Tuesday, June 29, 2010

Potty Training 101

Carson with his friend, Chip, who taught him everything he shouldn't know


My son pees in the bathtub every time I bathe him. A little geyser of water forms on the surface and he laughs when I ask him if he is "Making Water". I am amazed thinking of how we used to empty the tub and start over but now just compromise by rinsing him with water from the sink when he is done.

Supposedly, urine is cleaner than spit. My eye doctor once told me that if my contact lens popped out unexpectedly,and I wasn't anywhere near a bottle of saline or a source of water, that I would be better off rinsing it with my own urine than spitting on it. He then went on to remark how he watched a speaker at an eye doctor convention with that same contact popping out dilemma, and the speaker, of course, chose the spitting option. "Making Water" is just not something that can be done discreetly in public without complicated medical equipment or a diaper.

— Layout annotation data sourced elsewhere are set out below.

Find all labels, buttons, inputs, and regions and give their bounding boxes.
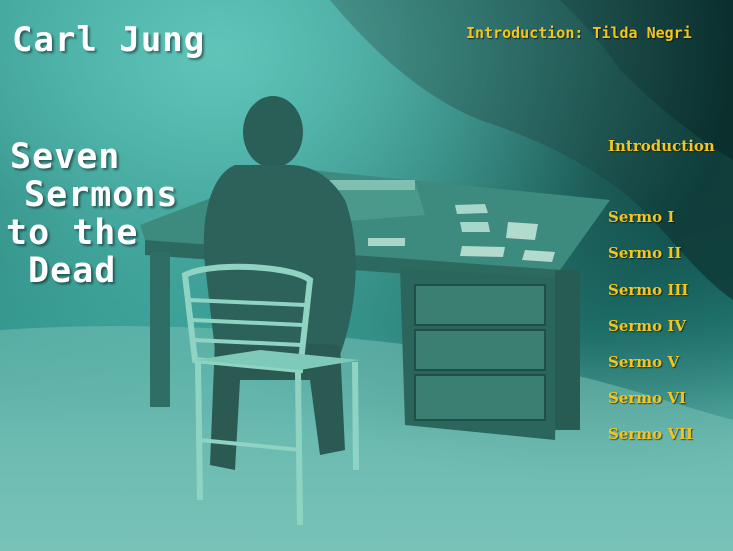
nav-link-sermo-1[interactable]: Sermo I: [608, 208, 674, 226]
work-title-line: Dead: [28, 251, 117, 291]
work-title: Seven Sermons to the Dead: [6, 138, 179, 290]
nav-link-sermo-7[interactable]: Sermo VII: [608, 425, 693, 443]
nav-link-sermo-4[interactable]: Sermo IV: [608, 317, 686, 335]
author-name: Carl Jung: [12, 20, 206, 60]
work-title-line: Seven: [10, 137, 121, 177]
nav-link-introduction[interactable]: Introduction: [608, 137, 715, 155]
page: Carl Jung Seven Sermons to the Dead Intr…: [0, 0, 733, 551]
nav-link-sermo-3[interactable]: Sermo III: [608, 281, 688, 299]
nav-link-sermo-5[interactable]: Sermo V: [608, 353, 679, 371]
work-title-line: Sermons: [24, 175, 179, 215]
introduction-credit: Introduction: Tilda Negri: [466, 24, 692, 42]
work-title-line: to the: [6, 213, 139, 253]
nav-link-sermo-6[interactable]: Sermo VI: [608, 389, 686, 407]
nav-link-sermo-2[interactable]: Sermo II: [608, 244, 681, 262]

Speaking of which, just this morning as my son was walking around the living room, he grabbed the front of his diaper and said, "Making Water". I texted this funny anecdote to my husband at work to which he replied, "Time for potty training." To which I replied, "Hahahahahaaha!" in a crazy at-my-wit's-end sort of tone. It's not that I am against potty training at all. It's just that we have faced some setbacks in this area. OK, the word "setbacks" is not really adequate to explain it. We have faced pure stubbornness when we have attempted potty training. Even "pure stubbornness" doesn't seem to do the situation justice. I will just have to describe our attempts to reveal why I laugh like a crazy person, and I know my husband was joking when he suggested potty training.

Training Attempt #1: Pre-bath, naked baby boy, running around the bathroom, bends knees slightly and starts to pee on the floor....Frantic mommy grabs insert bucket from potty chair and shoves it in front of baby. Baby boy stops IN MID-STREAM and shakes his head and says, "No" then runs to corner and finishes peeing.

Training Attempt #2: Post-bath, naked baby boy, squats in the corner of the bathroom and announces with a red face, "Push! Poop!" Frantic mommy suggests he sit on his potty chair or on his cushy seat on the big toilet. Baby boy shakes his head and says, "No." Frantic mommy lifts baby boy to put him on potty chair. He screams and wriggles from her grasp. She tries again, but this time attempts to lay him down to put on a diaper. He screams, twists, and rolls away, and continues to squat in his corner. Finally, after successfully pooping on the floor, when asked why by the parents, baby boy announces happily, "I poop like doggy, woof, woof, pant, pant, pant."

Uggggggg! Notice I switch to third person and refrain from using names when I describe these attempts? It is not because I think the reader will not guess the names of those involved or I am trying to protect the not-so-innocent. It is because I am hoping that these are somehow universal stories, that we are not alone in this...well...are we?

Nevertheless, we will not give up. We will continue to try any method, suggestion, gimmick that anyone feels gracious enough to share, but one piece of wisdom that I know first hand that will always hold true is that you can't push a child to do something if he's not ready. I just hope he's ready soon.